Edging out Safari after the beta launch for Mac and Linux

Dec 15, 2009 15:21 GMT  ·  By
Google Chrome edges out Safari in browser market share after the beta launch for Mac and Linux
   Google Chrome edges out Safari in browser market share after the beta launch for Mac and Linux

The recent beta launch for Mac and Linux seems to have had the desired effect and has pushed Google Chrome usage quite a bit from November. In fact, the launch seems to have increased Chrome's market share by about 10 percent making it the third most popular browser in the world, marginally squeezing out Safari which moves to the fourth place.

According to numbers by Net Applications Google Chrome is now at number three with 4.4 percent of the market, hardly something to brag about but still a 0.4 percentage points jump from November. The 4.4 percent market share was observed for the December 6 to 12 week and was based on data collected from 160 million users and 40,000 sites. For the same week Apple's Safari, still mainly used only on Macs, only managed to attract 4.37 percent of the users enough to slip behind Chrome in market share.

Even more interesting are the numbers broken down by platform, Google Chrome was used by 1.3 percent of Macs for the week in December, up from just 0.32 percent in November.
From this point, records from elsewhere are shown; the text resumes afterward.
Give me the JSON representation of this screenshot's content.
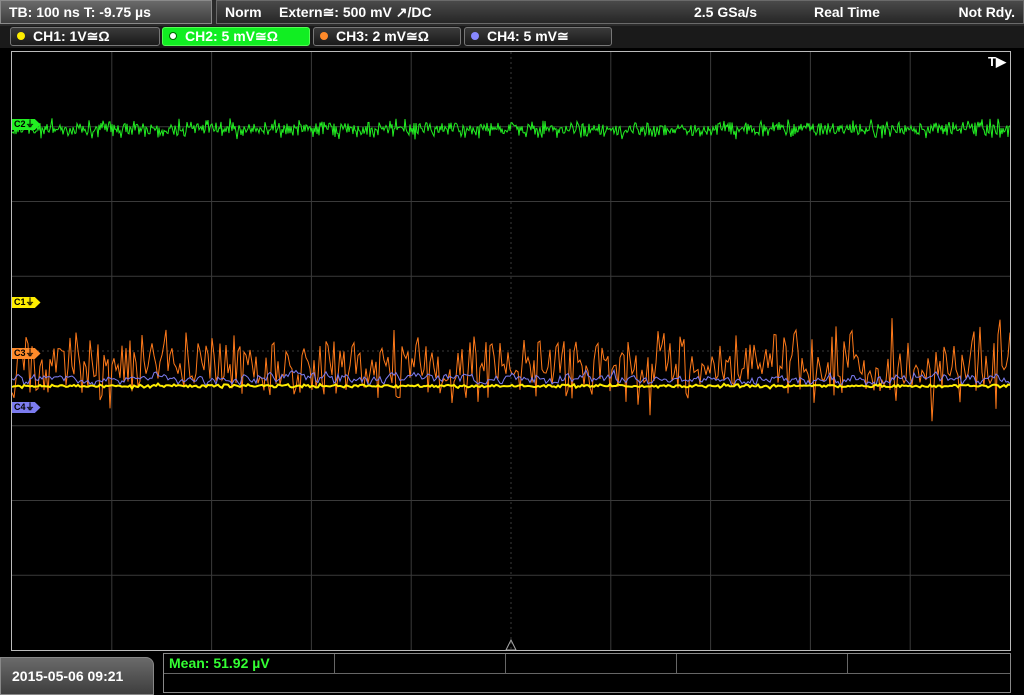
{
  "header": {
    "timebase": "TB: 100 ns   T: -9.75 µs",
    "mode": "Norm",
    "trigger": "Extern≅: 500 mV ↗/DC",
    "sample_rate": "2.5 GSa/s",
    "acquisition": "Real Time",
    "status": "Not Rdy."
  },
  "channels": [
    {
      "label": "CH1: 1V≅Ω",
      "color": "#ffee00",
      "active": false
    },
    {
      "label": "CH2: 5 mV≅Ω",
      "color": "#22ee22",
      "active": true
    },
    {
      "label": "CH3: 2 mV≅Ω",
      "color": "#ff8a2a",
      "active": false
    },
    {
      "label": "CH4: 5 mV≅",
      "color": "#8888ff",
      "active": false
    }
  ],
  "markers": {
    "c1": "C1⏚",
    "c2": "C2⏚",
    "c3": "C3⏚",
    "c4": "C4⏚",
    "trigger": "T▶"
  },
  "footer": {
    "datetime": "2015-05-06 09:21",
    "measurement": "Mean: 51.92 µV"
  },
  "colors": {
    "ch1": "#ffee00",
    "ch2": "#22ee22",
    "ch3": "#ff7a1a",
    "ch4": "#7c7cf0",
    "grid": "#3a3a3a"
  }
}
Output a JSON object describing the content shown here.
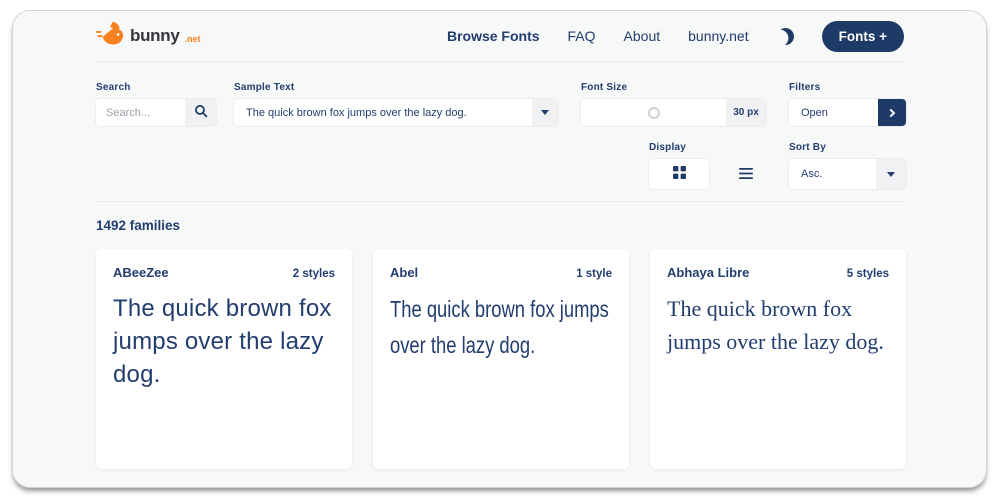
{
  "header": {
    "logo": {
      "brand": "bunny",
      "tld": ".net"
    },
    "nav": [
      {
        "label": "Browse Fonts",
        "active": true
      },
      {
        "label": "FAQ",
        "active": false
      },
      {
        "label": "About",
        "active": false
      },
      {
        "label": "bunny.net",
        "active": false
      }
    ],
    "fonts_button_label": "Fonts +"
  },
  "filters": {
    "search": {
      "label": "Search",
      "placeholder": "Search..."
    },
    "sample_text": {
      "label": "Sample Text",
      "value": "The quick brown fox jumps over the lazy dog."
    },
    "font_size": {
      "label": "Font Size",
      "value": "30 px"
    },
    "filters_panel": {
      "label": "Filters",
      "value": "Open"
    },
    "display": {
      "label": "Display"
    },
    "sort_by": {
      "label": "Sort By",
      "value": "Asc."
    }
  },
  "results": {
    "count_text": "1492 families",
    "cards": [
      {
        "name": "ABeeZee",
        "styles": "2 styles",
        "sample": "The quick brown fox jumps over the lazy dog."
      },
      {
        "name": "Abel",
        "styles": "1 style",
        "sample": "The quick brown fox jumps over the lazy dog."
      },
      {
        "name": "Abhaya Libre",
        "styles": "5 styles",
        "sample": "The quick brown fox jumps over the lazy dog."
      }
    ]
  },
  "icons": {
    "logo": "bunny-logo-icon",
    "theme": "moon-icon",
    "search": "search-icon",
    "sample_caret": "caret-down-icon",
    "filters_chevron": "chevron-right-icon",
    "grid": "grid-view-icon",
    "list": "list-view-icon",
    "sort_caret": "caret-down-icon"
  },
  "colors": {
    "navy": "#223d6e",
    "navy_button": "#1e3a66",
    "orange": "#f5821f",
    "page_bg": "#f7f8f8"
  }
}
This can be easily explained as Chrome was only available as an unstable dev channel release up till now on Mac. The rise was made at the expense of both Safari, which dominates the platform even more authoritative than Internet Explorer on Windows, and Firefox.

On Linux though, Chrome saw an even bigger jump of 66 percent in market share up from 3.81 percent in November to 6.34 percent in the measured week in December. Linux is pretty much Firefox's domain at this point, but Linux users are more open to new technologies and products so many were eager to see what Google has done in the space. These numbers are just preliminary and are likely to go down after the initial surge and it will be interesting to see how will Chrome fare in the longer term.

"I believe Linux will be the more intriguing arena to watch," Vizzaccaro, executive vice president of Net Applications, said. "Firefox currently dominates browser usage on Linux the way that IE dominates Windows systems and Safari dominates Mac systems. With the emergence of Chrome, I'll be curious to see if Chrome will be to Firefox on Linux what Firefox is to IE on Windows... a forceful competitor".